The Black Keys
“EL CAMINO”
Avant cet album, le rugueux duo venu de l’Ohio aurait pu sombrer dans l’ombre des terrifiants White Stripes. Dan Auerbach (chant, guitare, barbe blonde) et Patrick Carney (batterie, lunettes carrées), comme Jack et Meg, étaient aussi d’exigeants puristes garage-blues. Le précieux combo demeurait ce trésor caché, appelé à devenir, comme on le dit, culte. Pas de “Seven Nation Army” à l’horizon. En 2008, rupture, ce fut l’ascension progressive. Revenus avec Danger Mouse (pote de Damon Albarn et moitié de Gnarls Barkley) dans leur sillage et l’envie de conquérir les charts, les Black Keys ont fait lever, chez leurs fans, plus d’un sourcil circonspect. Le résultat, “Attack And Release”, était une tentative mitigée de sonner plus contemporain et, fatalement, moins blues. Après quelques nouvelles fantaisies, en solo ou pas (l’inepte projet Blakroc, expérience rap-rock), les deux potes d’enfance sont réapparus fringants, gonflés d’influences funk et Motown : “Brothers” a été la preuve immaculée de cette mutation, explosion mainstream et grand disque de soul blanche. Succès planétaire, hype, Grammy Awards. “El Camino” était donc fébrilement attendu. Transforme-t-il l’essai ? Artistiquement oui, sans aucun doute. Annoncé comme un retour au rock and roll, “El Camino” tente en fait une excellente fusion, reprenant les options chaloupées du précédent album (choeurs féminins, basse épaisse, orgue vibrionnant) tout en adoptant un tempo plus enlevé, un son plus sauvage. La quasi-totalité de la face B est ainsi toute de groove méchant et de nonchalance lascive, façon “Miss You” des Stones : “Sister”, “Stop Stop”, ou la conclusive “Mind Eraser”. Plus remarquables encore, il y a ces moments où les Black Keys durcissent vraiment le ton. Sur “Gold On The Ceiling”, par exemple, bélier hard rock aux cornus phrasés évoquant le légendaire solo de Keith Richards sur “Sympathy For The Devil”. Ou “Little Black Submarines” qui pourrait être le “Stairway To Heaven” des natifs d’Akron : folk acoustique, puis décollage heavy.
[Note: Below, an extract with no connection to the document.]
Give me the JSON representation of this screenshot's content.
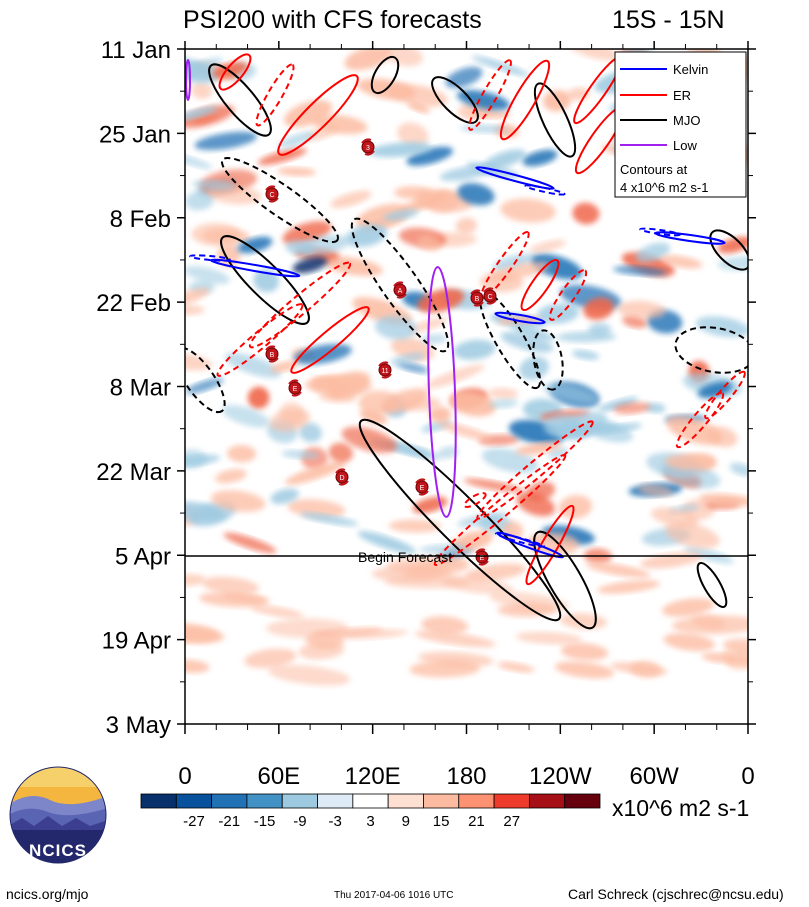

D’autres titres sont même totalement inhabituels comme “Money Maker”, oeillade garage survoltée, tronçonnée par un break tonitruant mêlant wah-wah et talk-box, ou bien “Nova Baby”, ultime chef-d’oeuvre du disque onirique, cosmique. Un sans-faute qui installait définitivement les Black Keys dans la cour des très grands.